Berlin () – Nach langem Hin und Her sollen die Geheimdienste einem Pressebericht zufolge nun doch mehr Befugnisse zur Überwachung von Kommunikation über Messengerdienste im Internet erhalten. Darauf hätten sich die Fraktionsspitzen von Union und SPD verständigt, berichtete die “Welt” unter Berufung auf Angaben aus den beteiligten Parteien. Dabei geht es vor allem um die sogenannte Quellen-Telekommunikationsüberwachung (Quellen-TKÜ).

Dem Bericht zufolge soll der von der Regierung dazu bereits im vergangenen Jahr beschlossene Gesetzentwurf noch in dieser Woche in den Bundestag eingebracht und dann zügig beschlossen werden. Im Rahmen der Neuregelung solle auch der Militärische Abschirmdienst (MAD) die Befugnis erhalten, seine Informationen ins Nachrichtendienstliche Informationssystem (NADIS) einzutragen, um den Austausch zwischen den Behörden zu verbessern, hieß es weiter.

Ziel der Verfassungsschutzreform ist es, den Geheimdiensten das Ausspähen von Kommunikation im digitalen Raum zu erleichtern. Die Quellen-TKÜ soll der Vorlage zufolge zur Aufklärung schwerer Bedrohungen für den demokratischen Rechtsstaat beitragen. Details sind allerdings laut “Welt” noch offen.

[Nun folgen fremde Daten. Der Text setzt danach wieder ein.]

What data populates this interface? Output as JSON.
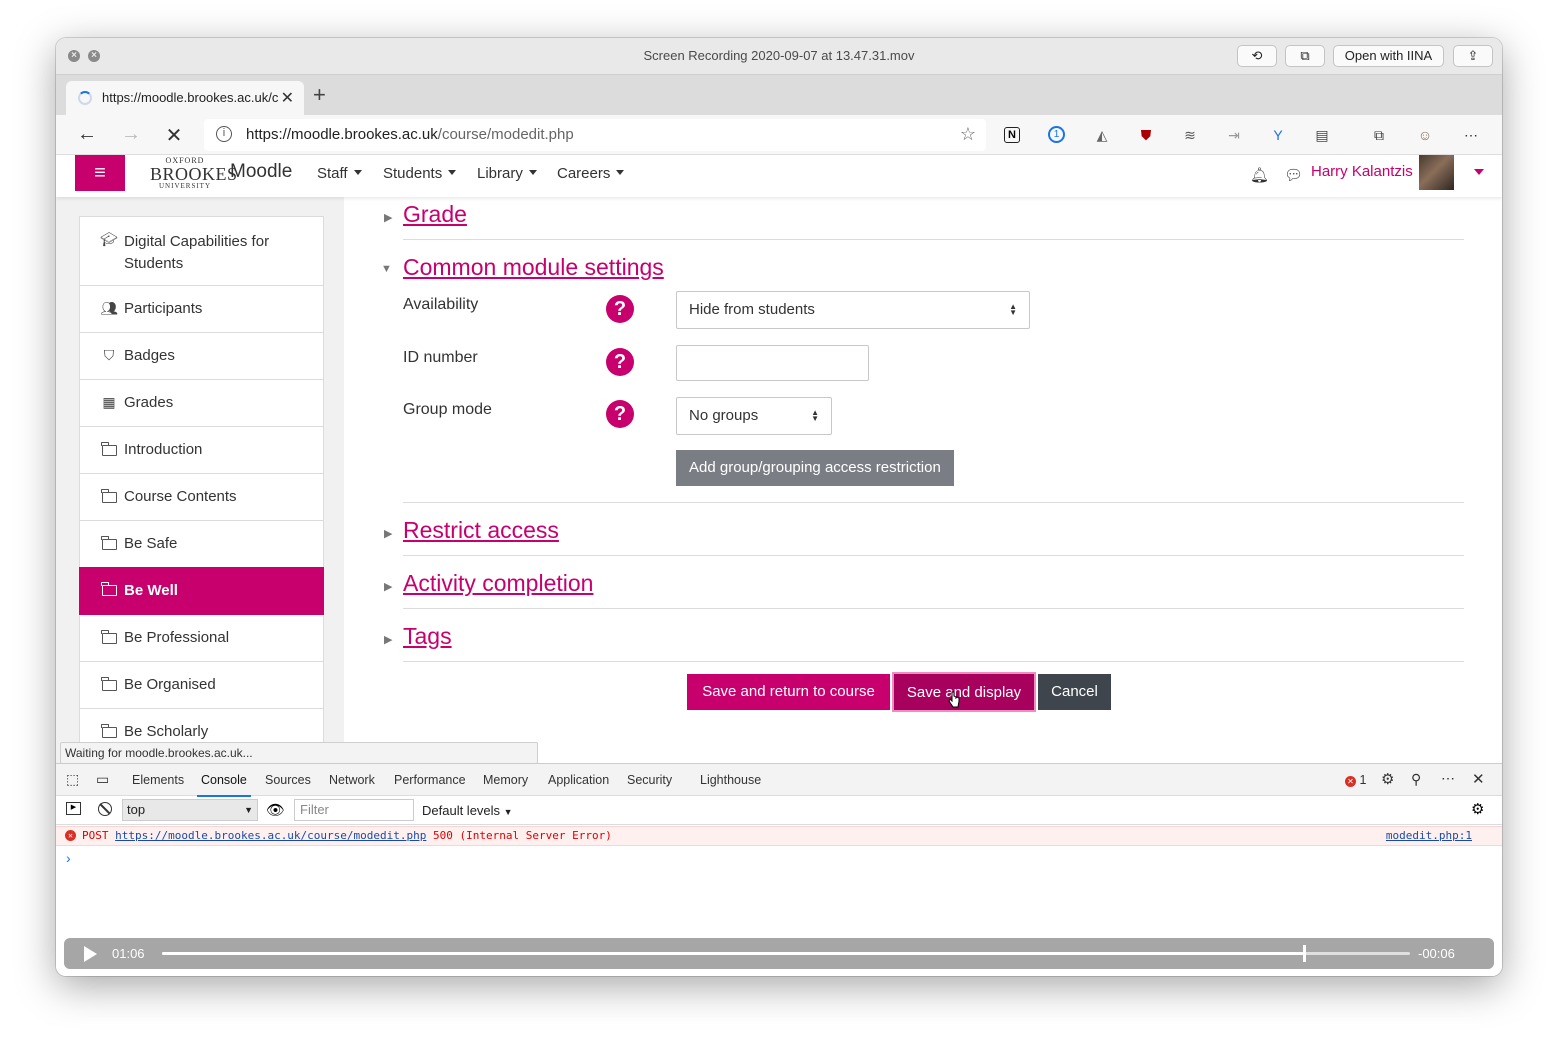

“Es ist sehr wichtig, dass die Verfassungsschutznovelle jetzt noch kommt”, zitierte das Blatt den innenpolitischen Sprecher der Unionsfraktion, Mathias Middelberg (CDU). Sie sei ein zentraler Baustein bei der “besseren Bekämpfung von Rechtsextremismus und Islamismus”. Es dürfe keinen Unterschied machen, ob Terror-Netzwerke normale Telefone oder Skype und Whatsapp nutzten, betonte Middelberg weiter.

Der stellvertretende SPD-Fraktionsvorsitzende Dirk Wiese sagte der “Welt”: “Das bedeutet für die Sicherheitsbehörden eine wichtige Reform und es ist ein wichtiges Signal, dass nach der Grundsatzeinigung von Olaf Scholz und Horst Seehofer die parlamentarischen Beratungen nun starten können.”

Datenschützer haben sich wiederholt kritisch zu den Zugriffsmöglichkeiten der Geheimdienste auf Messenger-Dienste geäußert.